Morlet decía que las tablillas se remontaban al neolítico, y ello era una
auténtica herejía porque ponía los inicios de la escritura en el neolítico
europeo en vez de en el arranque de la civilización en Oriente Medio. Hubo
opiniones para todos los gustos y la polémica llegó incluso a los tribunales,
pero el veredicto científico no llegó hasta mucho más tarde, cuando Morlet ya
había fallecido. Así, tras someter a las tablillas a unos análisis de
termoluminiscencia en los años 70, se confirmó que eran piezas auténticas y
bastante antiguas[1]…
aunque no tanto como creía el médico de Vichy.
El caso es que ya en 1926 Morlet había
publicado un artículo sobre esta escritura, a la que calificó de “alfabeto
prehistórico”, pues no veía ahí pictogramas ni jeroglíficos. En dicho documento
el doctor Morlet identificó hasta 111 símbolos diferentes en las tablillas y
consideró que era un sistema alfabético muy antiguo, pan-mediterráneo y muy
anterior al alfabeto fenicio, que habría tomado algunos de sus símbolos de esa
fuente primigenia. Eso sí, Morlet reconocía que –pese a haber comparado los
textos con varias escrituras antiguas– no tenía ni idea de cómo se pronunciaban
esos signos y qué lengua había detrás de ellos. Algunos especialistas, que dieron
por bueno el material, también trataron de descifrar la escritura de Glozel,
pero sin ningún éxito, al ser una escritura única y no existir otras
inscripciones de referencia. Se barajaron muchas hipótesis sobre la lengua base
(el euskera, el ibérico, el caldeo, el berebere, el ligur, el hebreo, el
griego, el turco…) pero nadie fue capaz de avanzar en el proceso de
desciframiento.
Signos sobre tablilla de Glozel |
No obstante, algunos no se rindieron pese a
las dificultades. Este fue el caso del químico y biólogo suizo Hans-Rudolf Hitz
(1932-2013), que realizó probablemente el esfuerzo más riguroso y metódico para
desvelar el enigma de Glozel, al que dedicó 30 años de trabajo. Hitz, buen
conocedor de la arqueología y de las lenguas antiguas, se centró en estudiar el
corpus de símbolos y en buscar relaciones con varias lenguas muertas que
empleaban alfabetos semejantes, y así llegó a la conclusión de que la escritura
de Glozel era un tipo de alfabeto primario empleado para escribir una lengua
céltica (de la Galia Cisalpina), cuyo origen se remontaría al 300 a. C. Esta
estimación casaría en gran medida con las dataciones obtenidas mediante
termoluminiscencia, pues dos tercios de éstas se encuadraban precisamente entre
el 300 a. C. y el 100 d. C.
En su opinión, los signos alfabéticos
básicos serían sólo 26, con el añadido de entre 40 y 50 signos particulares,
dando un total aproximado de 80 signos, frente a los 111 propuestos por Morlet.

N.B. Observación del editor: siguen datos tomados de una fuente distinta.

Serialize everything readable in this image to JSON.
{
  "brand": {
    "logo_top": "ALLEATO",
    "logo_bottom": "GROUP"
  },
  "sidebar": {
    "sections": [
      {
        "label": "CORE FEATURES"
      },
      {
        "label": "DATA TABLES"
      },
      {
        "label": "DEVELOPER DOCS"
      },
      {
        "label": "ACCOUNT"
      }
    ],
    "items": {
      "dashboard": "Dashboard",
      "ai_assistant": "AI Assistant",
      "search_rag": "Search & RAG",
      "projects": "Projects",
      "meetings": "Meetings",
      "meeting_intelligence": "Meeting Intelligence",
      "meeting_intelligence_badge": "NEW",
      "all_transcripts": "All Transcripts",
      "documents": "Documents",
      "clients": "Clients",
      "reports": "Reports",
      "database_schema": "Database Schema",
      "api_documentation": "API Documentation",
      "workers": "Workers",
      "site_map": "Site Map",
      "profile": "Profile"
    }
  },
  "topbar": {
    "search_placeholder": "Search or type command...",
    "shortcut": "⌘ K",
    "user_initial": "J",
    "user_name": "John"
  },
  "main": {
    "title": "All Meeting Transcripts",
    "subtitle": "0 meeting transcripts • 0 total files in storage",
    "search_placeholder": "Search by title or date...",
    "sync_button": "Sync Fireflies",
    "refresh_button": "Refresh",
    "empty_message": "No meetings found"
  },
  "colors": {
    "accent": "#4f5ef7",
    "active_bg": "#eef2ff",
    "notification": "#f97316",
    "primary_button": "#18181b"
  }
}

Hitz encontró una correlación bastante clara con el llamado alfabeto lepóntico de Lugano, que a su
vez estaba influenciado por el alfabeto etrusco. Con estas premisas, y
suponiendo que se hallaba ante una lengua céltica, Hitz trató de descifrar el
contenido de las tablillas y de hecho pudo leer algunos fragmentos que incluían
nombres e incluso un posible topónimo de Glozel: Nemu Chlausei.
Finalmente, lanzó la hipótesis de que Glozel pudo haber sido un lugar de
peregrinación en el cual se ofrecían las tablillas como ofrendas votivas. Dicho
esto, es oportuno señalar que la comunidad académica se ha mantenido al margen
de emitir veredictos, pues a día de hoy todavía recela de la autenticidad de
las tablillas y de su correspondiente escritura.

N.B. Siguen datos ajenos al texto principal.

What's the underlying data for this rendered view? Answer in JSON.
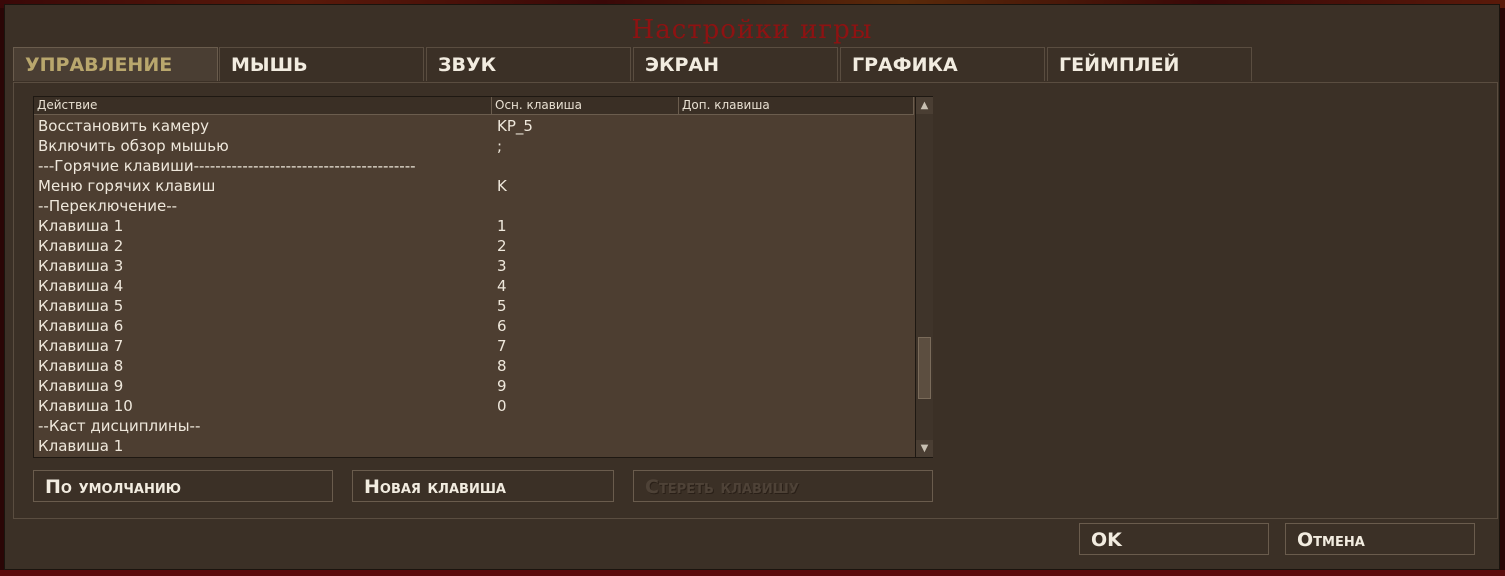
{
  "dialog": {
    "title": "Настройки игры"
  },
  "tabs": [
    {
      "label": "Управление"
    },
    {
      "label": "Мышь"
    },
    {
      "label": "Звук"
    },
    {
      "label": "Экран"
    },
    {
      "label": "Графика"
    },
    {
      "label": "Геймплей"
    }
  ],
  "keys_table": {
    "columns": [
      "Действие",
      "Осн. клавиша",
      "Доп. клавиша"
    ],
    "rows": [
      {
        "action": "Восстановить камеру",
        "primary": "KP_5",
        "secondary": ""
      },
      {
        "action": "Включить обзор мышью",
        "primary": ";",
        "secondary": ""
      },
      {
        "action": "---Горячие клавиши-----------------------------------------",
        "primary": "",
        "secondary": ""
      },
      {
        "action": "Меню горячих клавиш",
        "primary": "K",
        "secondary": ""
      },
      {
        "action": "--Переключение--",
        "primary": "",
        "secondary": ""
      },
      {
        "action": "Клавиша 1",
        "primary": "1",
        "secondary": ""
      },
      {
        "action": "Клавиша 2",
        "primary": "2",
        "secondary": ""
      },
      {
        "action": "Клавиша 3",
        "primary": "3",
        "secondary": ""
      },
      {
        "action": "Клавиша 4",
        "primary": "4",
        "secondary": ""
      },
      {
        "action": "Клавиша 5",
        "primary": "5",
        "secondary": ""
      },
      {
        "action": "Клавиша 6",
        "primary": "6",
        "secondary": ""
      },
      {
        "action": "Клавиша 7",
        "primary": "7",
        "secondary": ""
      },
      {
        "action": "Клавиша 8",
        "primary": "8",
        "secondary": ""
      },
      {
        "action": "Клавиша 9",
        "primary": "9",
        "secondary": ""
      },
      {
        "action": "Клавиша 10",
        "primary": "0",
        "secondary": ""
      },
      {
        "action": "--Каст дисциплины--",
        "primary": "",
        "secondary": ""
      },
      {
        "action": "Клавиша 1",
        "primary": "",
        "secondary": ""
      }
    ]
  },
  "buttons": {
    "default": "По умолчанию",
    "new_key": "Новая клавиша",
    "erase_key": "Стереть клавишу",
    "ok": "OK",
    "cancel": "Отмена"
  },
  "icons": {
    "scroll_up": "triangle-up-icon",
    "scroll_down": "triangle-down-icon"
  },
  "colors": {
    "title": "#8e1212",
    "active_tab": "#b9a76d",
    "panel": "#3b3026",
    "table_bg": "#4d3e31"
  }
}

Con todo, quedó flotando en el ambiente otra
incógnita que Morlet ya había sacado a la palestra: los mismos signos –o
bastante similares– habían aparecido por la región en objetos de piedra que se
remontaban, según el propio Morlet, al paleolítico. ¿Eran piezas auténticas? En
tal caso, ¿se trataba de una proto-escritura? ¿O más bien se debería revisar la
datación de los objetos? Lamentablemente, no se ha avanzado más allá de los
estudios de Hitz, y el asunto de Glozel seguirá en la bruma, al ser un
descubrimiento único y muy peculiar, sin olvidar toda la polémica desatada durante décadas.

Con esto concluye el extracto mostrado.